ReST is a software architectural style that promotes accessing resources via a uniform generic interface. HTTP is an implementation of this architecture, and generally when ReST is mentioned, it refers to ReST over HTTP protocol. When HTTP is used, the uniform generic interface for accessing resources is formed of GET, PUT, POST, DELETE and HEAD operations.
Infinispan’s ReST server offers a ReSTful API based on these HTTP methods, and allow data to be stored, retrieved and deleted.
SQL is a special-purpose programming language designed for managing data held in a relational database management system (RDBMS). Originally based upon relational algebra and tuple relational calculus, SQL consists of a data definition language and a data manipulation language. The scope of SQL includes data insert, query, update and delete, schema creation and modification, and data access control.
Write-behind is a cache store update mode. When this mode is used, updates to the cache are asynchronously written to the cache store. Normally this means that updates to the cache store are not performed in the client thread.
An alternative cache store update mode is write-through.
In a write skew anomaly, two transactions (T1 and T2) concurrently read an overlapping data set (e.g. values V1 and V2), concurrently make disjoint updates (e.g. T1 updates V1, T2 updates V2), and finally concurrently commit, neither having seen the update performed by the other. Were the system serializable, such an anomaly would be impossible, as either T1 or T2 would have to occur "first", and be visible to the other. In contrast, snapshot isolation such as REPEATABLE_READ and READ_COMMITTED permits write skew anomalies.
Infinispan can detect write skews and can be configured to roll back transactions when write skews are detected.
Write-through is a cache store update mode.

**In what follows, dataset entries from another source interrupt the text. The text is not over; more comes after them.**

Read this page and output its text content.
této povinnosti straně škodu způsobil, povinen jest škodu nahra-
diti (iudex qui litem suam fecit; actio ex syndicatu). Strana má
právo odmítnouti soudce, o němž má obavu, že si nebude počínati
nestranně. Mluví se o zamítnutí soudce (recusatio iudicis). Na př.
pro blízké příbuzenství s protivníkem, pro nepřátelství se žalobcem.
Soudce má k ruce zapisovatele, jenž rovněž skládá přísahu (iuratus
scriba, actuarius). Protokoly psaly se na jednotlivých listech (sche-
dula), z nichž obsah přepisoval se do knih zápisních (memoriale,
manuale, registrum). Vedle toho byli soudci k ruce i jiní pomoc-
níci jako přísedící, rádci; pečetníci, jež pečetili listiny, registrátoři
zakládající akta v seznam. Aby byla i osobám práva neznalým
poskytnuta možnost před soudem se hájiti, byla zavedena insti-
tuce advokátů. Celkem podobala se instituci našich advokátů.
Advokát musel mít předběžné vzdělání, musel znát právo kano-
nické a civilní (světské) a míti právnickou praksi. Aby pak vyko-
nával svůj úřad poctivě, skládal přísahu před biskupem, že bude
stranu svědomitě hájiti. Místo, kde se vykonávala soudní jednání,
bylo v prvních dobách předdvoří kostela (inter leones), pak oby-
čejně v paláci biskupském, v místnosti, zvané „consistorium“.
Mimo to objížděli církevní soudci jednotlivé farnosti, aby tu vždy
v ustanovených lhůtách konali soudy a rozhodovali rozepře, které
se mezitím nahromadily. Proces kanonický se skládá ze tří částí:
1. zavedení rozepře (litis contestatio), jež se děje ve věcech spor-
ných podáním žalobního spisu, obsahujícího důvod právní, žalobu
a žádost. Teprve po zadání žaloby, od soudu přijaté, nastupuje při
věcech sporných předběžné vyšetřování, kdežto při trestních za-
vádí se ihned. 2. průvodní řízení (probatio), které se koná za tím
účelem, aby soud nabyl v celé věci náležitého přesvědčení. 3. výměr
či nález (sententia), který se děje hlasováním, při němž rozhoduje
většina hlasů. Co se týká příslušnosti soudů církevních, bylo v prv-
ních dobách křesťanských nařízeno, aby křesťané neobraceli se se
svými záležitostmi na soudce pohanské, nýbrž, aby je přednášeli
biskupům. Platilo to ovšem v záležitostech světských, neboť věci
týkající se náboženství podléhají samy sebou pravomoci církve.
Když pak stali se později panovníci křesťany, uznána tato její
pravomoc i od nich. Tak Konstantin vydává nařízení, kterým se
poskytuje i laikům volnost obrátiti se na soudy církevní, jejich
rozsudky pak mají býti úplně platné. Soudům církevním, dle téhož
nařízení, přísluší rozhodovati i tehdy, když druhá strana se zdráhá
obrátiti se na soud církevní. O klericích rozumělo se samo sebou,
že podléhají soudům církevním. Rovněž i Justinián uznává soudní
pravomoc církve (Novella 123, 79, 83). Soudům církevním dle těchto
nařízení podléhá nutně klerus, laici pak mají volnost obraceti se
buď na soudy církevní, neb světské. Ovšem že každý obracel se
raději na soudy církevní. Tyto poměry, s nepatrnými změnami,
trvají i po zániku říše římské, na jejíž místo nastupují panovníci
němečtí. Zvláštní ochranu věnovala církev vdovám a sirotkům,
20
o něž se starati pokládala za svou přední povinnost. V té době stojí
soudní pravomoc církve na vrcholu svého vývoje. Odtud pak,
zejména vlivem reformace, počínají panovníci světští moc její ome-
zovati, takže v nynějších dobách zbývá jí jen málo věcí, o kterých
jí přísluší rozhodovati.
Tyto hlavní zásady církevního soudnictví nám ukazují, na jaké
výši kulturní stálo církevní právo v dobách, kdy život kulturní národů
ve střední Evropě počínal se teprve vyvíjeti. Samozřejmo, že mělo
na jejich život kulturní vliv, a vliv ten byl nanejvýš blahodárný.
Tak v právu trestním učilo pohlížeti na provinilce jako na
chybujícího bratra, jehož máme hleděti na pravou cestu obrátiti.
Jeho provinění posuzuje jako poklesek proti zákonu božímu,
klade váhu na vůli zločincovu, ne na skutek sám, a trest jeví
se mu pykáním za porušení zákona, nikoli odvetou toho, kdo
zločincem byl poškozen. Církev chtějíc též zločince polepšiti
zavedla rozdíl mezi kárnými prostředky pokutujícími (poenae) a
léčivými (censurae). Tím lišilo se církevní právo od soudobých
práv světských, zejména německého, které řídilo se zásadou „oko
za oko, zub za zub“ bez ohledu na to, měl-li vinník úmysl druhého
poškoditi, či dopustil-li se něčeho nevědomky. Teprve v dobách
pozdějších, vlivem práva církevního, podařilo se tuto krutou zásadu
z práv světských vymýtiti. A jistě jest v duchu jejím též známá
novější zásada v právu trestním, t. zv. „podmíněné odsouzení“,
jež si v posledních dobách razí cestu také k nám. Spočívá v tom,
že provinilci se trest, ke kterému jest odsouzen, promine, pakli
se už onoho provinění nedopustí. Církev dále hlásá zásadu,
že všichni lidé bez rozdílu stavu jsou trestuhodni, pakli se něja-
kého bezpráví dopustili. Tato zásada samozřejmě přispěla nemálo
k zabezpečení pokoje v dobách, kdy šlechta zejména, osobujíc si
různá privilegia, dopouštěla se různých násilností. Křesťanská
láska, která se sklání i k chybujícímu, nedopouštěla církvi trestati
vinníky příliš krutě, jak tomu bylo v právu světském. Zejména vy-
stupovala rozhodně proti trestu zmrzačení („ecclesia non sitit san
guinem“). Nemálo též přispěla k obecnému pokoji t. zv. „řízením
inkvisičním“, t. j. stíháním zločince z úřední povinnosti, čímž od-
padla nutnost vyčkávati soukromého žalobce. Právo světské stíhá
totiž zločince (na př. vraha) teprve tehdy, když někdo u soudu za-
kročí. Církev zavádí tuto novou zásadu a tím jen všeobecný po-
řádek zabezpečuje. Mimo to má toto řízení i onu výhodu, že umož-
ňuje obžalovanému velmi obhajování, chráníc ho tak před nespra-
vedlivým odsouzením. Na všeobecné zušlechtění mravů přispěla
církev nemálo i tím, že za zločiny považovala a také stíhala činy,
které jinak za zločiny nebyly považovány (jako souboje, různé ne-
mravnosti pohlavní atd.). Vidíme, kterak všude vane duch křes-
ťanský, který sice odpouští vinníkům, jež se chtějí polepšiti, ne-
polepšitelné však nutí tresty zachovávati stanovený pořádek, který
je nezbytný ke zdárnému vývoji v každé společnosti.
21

When this mode is used, clients update a cache entry, e.g. via a Cache.put() invocation, the call will not return until Infinispan has updated the underlying cache store. Normally this means that updates to the cache store are done in the client thread.
An alternative mode in which cache stores can be updated is write-behind.
An XA resource is a participant in an XA transaction (also known as a distributed transaction). For example, given a distributed transaction that operates over a database and Infinispan, XA defines both Infinispan and the database as XA resources.